Jerry’s lips quirked, and he resumed his apparent search through the living room, opening and closing drawers, then flattening himself on the floor to peer underneath the love seat. What on earth was Jerry humming? Was that, “Where, Oh Where Has My Little Dog Gone?”
And better yet, why was he humming that particular old tune? Because Jerry always had a reason…and no doubt he wanted Ben to ask.
And Ben would ask. Just not yet. He stared at his Kindle, but Jerry’s antics proved more distracting than he wanted to let on.
From the floor, Jerry turned his announcer tone back on. “Jonathan scowled, but his younger brother, Charles, probably couldn’t hear the grumble rumbling in Jonathan’s throat because water lapped against the yacht so loudly you’d think the choppy waves had been churned up behind an old-fashioned steamboat ferry. Charles barely glanced up and calmly took another bite of his poached egg.”
Ben blinked. “Are you referencing that alternate ending bonus scene Addison Albright wrote for ‘Til Death Do Us Part?” He cocked his head. “I mean, the names fit, and they are on a yacht, but that’s about where the similarities end.”
“Wasn’t Charles eating a poached egg?”
“I’m pretty sure he was eating an unspecified breakfast sandwich.”
“Which, admit it, might have had a poached egg in it.”
Ben grinned. “I’ll give you that.” But he didn’t tack on the enquiry he knew Jerry wanted.
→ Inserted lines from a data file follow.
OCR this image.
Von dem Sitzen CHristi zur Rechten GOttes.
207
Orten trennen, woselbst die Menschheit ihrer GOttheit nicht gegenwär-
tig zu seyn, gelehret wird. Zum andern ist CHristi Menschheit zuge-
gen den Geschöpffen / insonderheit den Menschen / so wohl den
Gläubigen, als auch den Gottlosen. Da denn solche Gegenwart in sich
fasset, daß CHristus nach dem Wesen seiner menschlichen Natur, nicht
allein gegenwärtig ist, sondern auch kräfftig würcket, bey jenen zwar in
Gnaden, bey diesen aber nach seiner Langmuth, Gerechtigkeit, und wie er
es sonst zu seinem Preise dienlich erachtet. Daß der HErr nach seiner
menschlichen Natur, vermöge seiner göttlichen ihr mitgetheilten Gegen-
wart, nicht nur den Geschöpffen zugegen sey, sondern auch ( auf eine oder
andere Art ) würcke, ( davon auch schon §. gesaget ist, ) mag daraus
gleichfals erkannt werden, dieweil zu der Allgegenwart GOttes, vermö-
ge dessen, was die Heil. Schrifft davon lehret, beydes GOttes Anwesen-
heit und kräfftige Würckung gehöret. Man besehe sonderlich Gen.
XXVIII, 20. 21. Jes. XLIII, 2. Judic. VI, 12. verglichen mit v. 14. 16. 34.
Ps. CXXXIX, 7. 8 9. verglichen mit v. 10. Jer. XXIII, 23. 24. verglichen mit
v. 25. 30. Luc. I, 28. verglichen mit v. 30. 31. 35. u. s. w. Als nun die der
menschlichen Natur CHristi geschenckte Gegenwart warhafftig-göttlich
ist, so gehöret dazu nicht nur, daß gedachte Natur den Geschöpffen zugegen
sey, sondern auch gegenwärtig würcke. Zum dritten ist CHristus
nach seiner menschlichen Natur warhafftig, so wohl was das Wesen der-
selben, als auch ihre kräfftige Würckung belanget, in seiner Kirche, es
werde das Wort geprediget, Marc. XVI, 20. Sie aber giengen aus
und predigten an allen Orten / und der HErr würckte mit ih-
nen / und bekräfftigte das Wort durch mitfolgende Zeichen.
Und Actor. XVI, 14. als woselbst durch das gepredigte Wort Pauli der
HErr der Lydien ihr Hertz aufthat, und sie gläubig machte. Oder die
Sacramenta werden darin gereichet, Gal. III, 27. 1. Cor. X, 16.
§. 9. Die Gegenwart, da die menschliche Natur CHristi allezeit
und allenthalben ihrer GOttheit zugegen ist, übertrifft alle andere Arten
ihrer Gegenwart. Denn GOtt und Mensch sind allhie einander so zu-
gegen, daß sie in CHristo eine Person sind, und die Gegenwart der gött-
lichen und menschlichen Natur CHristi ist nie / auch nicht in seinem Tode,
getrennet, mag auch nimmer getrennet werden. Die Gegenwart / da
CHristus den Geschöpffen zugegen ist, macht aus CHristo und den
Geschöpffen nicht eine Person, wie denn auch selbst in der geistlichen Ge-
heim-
Perplexing as Jerry’s choice of tune was, it was far more fun to let Jerry continue his efforts. “And you’re getting warmer.”
One of Jerry’s expressive eyebrows rose. “Ah, you’re reading something by the same author?”
Ben nodded and pointedly turned back to his Kindle.
Jerry resumed humming, and turned his search to the bookcases, lifting each shell in Ben’s collection to look underneath, and feeling between books. “Sheets rustled against bare skin,” Jerry’s announcer voice boomed, again pulling Ben away from the gripping time-travel story he was desperately trying to read. “but much to the octogenarian’s chagrin, he didn’t feel even the slightest twitch down below despite the well-paid, potent Adonis’s lucious golden locks cascading around him as warm lips caressed his corded neck.”
Ben choked around his laugh. “What part of ‘I’m reading a book by Addison Albright’ did you not understand?”
“I could picture him writing those words.”
“Her. And she’s a grandmother for goodness sakes. And I’m pretty sure she would never, ever, put that particular combination of words into a book.”
“Totally would. Bet she would put an indelible-ink-loaded pen to paper and totally write those words.”
Ben snorted again. “Okay, so maybe I could picture it in one of those flash fiction bits she writes where rabid readers give her a bunch of crazy prompt words that only an absolutely fabulous and wildly talented…” (yet oh-so-humble, imposter-syndrome-ridden, and curiously adjective and adverb-loving) “…writer such as she could cobble together into a coherent scene, but never, and I can’t emphasize that enough, would you read that paragraph in one of her published books.”
“Whatever.” But Jerry wore a smug grin, taking Ben’s semi-capitulation as a win.
“Okay, I give up.” Ben stood and stretched as their whimsical, bendy, narrow shelving that pretended to be a sassy grandfather clock chimed eleven p.m. It was bedtime anyway, so time to ask the questions Jerry had been trying to tease out of him. “What are you looking for, and why, of all things, are you humming ‘Where, Oh Where Has My Little Dog Gone?’”
“Finally!” Jerry put a theatrical hand over his heart. “I’m looking for the, um, toys I bought last week.”
And just like that, the tune made sense, since one of said silicone toys was supposedly shaped like a dog’s…um…part. So Jerry had said, anyway. The other new toy looked like a scary snake, but—Ben shivered, remembering the night Jerry’d brought the new toys home—was actually far more pleasurable than a venomous snake bite would be.
A wide smile spread across Ben’s face. “I saw them both atop your dresser just a couple hours ago.”